By Peter Hasson
Democratic 2020 candidate Sen. Bernie Sanders again tried to dismiss questions about his physical fitness for office during Wednesday night’s presidential debate, but the issue isn’t likely to go away anytime soon.
“You’ve released three letters from your doctors, but you now say you won’t release anything more. What happened to your promise of full transparency?” MSNBC anchor Hallie Jackson asked Sanders.
Sanders only replied that he has released his “medical history” and tiptoed around the subject of his actual medical records.
Sanders pledged to release his full medical records after suffering a heart attack in October. But he hasn’t followed through on that promise and has repeatedly avoided giving a straightforward explanation for the reversal.
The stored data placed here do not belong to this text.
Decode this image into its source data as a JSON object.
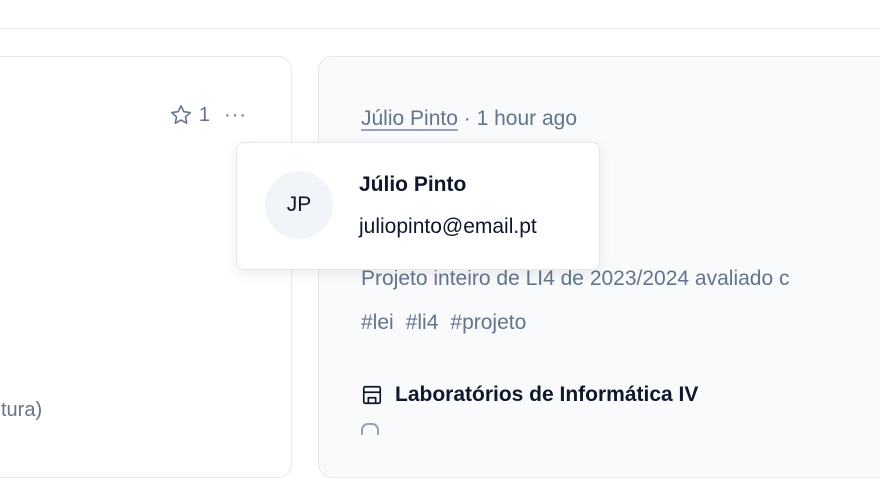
{
  "left_card": {
    "star_count": "1",
    "more_label": "···",
    "snippet": "tura)"
  },
  "post": {
    "author": "Júlio Pinto",
    "separator": "·",
    "time": "1 hour ago",
    "description": "Projeto inteiro de LI4 de 2023/2024 avaliado c",
    "tags": [
      "#lei",
      "#li4",
      "#projeto"
    ],
    "course": "Laboratórios de Informática IV"
  },
  "popover": {
    "initials": "JP",
    "name": "Júlio Pinto",
    "email": "juliopinto@email.pt"
  },
  "colors": {
    "muted_text": "#64748b",
    "border": "#e5e7eb",
    "avatar_bg": "#f1f5f9"
  }
}
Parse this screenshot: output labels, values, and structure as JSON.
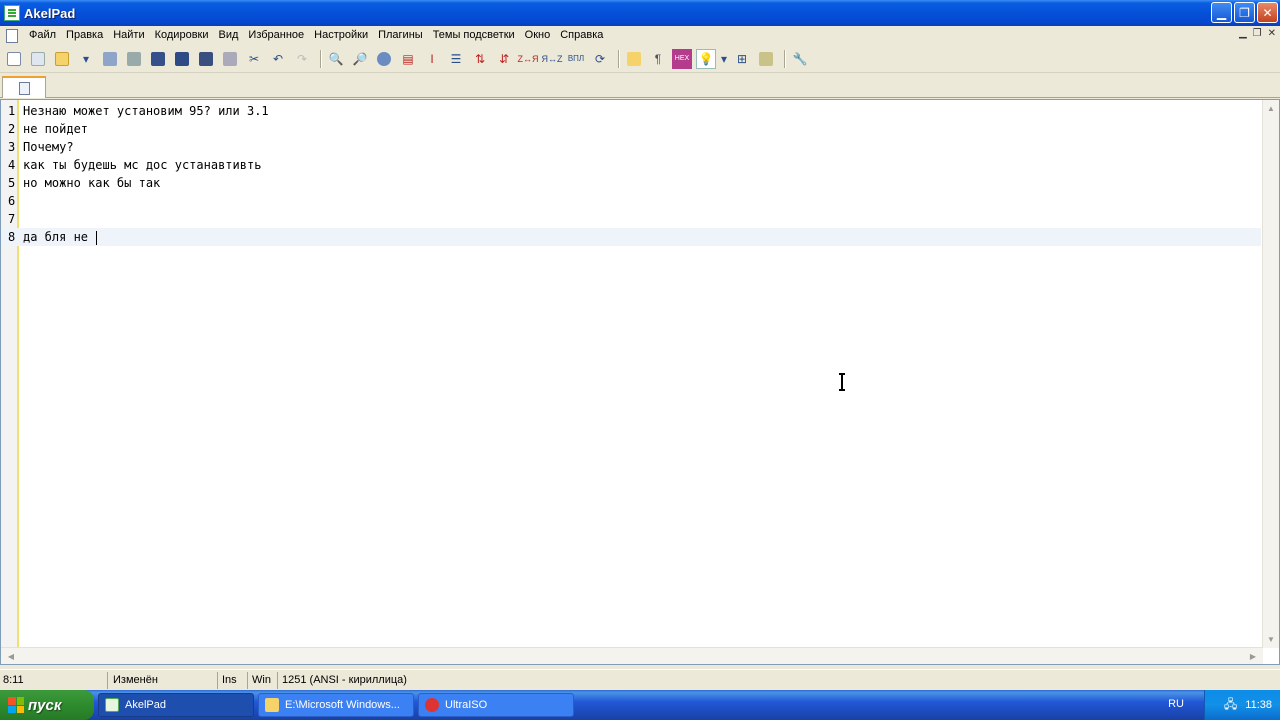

He similarly skirted around the question of releasing his medical records when MSNBC host Chuck Todd asked about them in a Feb. 10 interview.
Sanders told Todd in the interview that “you can start releasing medical records and it never ends. We have released a substantial part of all of our medical records, we have doctors, cardiologists who are confirming I am in good health. I am in good health.”
The democratic socialist is likely to continue facing questions about his hesitance to release his medical records, given his age and the pattern of criticisms from his opponents. Democratic Majority for Israel, an outside group that opposes Sanders, has brought up the health issue in two separate attack ads so far.
Sanders currently leads in Democratic primary polls across the country. The two most likely outcomes in the primary, according to the polling website FiveThirtyEight, are either a contested convention or a Sanders win outright.
If Sanders wins the nomination, it’s doubtful he’ll get a pass on the health issue from President Donald Trump, who has already taken shots at former Vice President Joe Biden’s mental acuity this campaign cycle.
Sanders would become the oldest elected president in American history if he were to win the general election.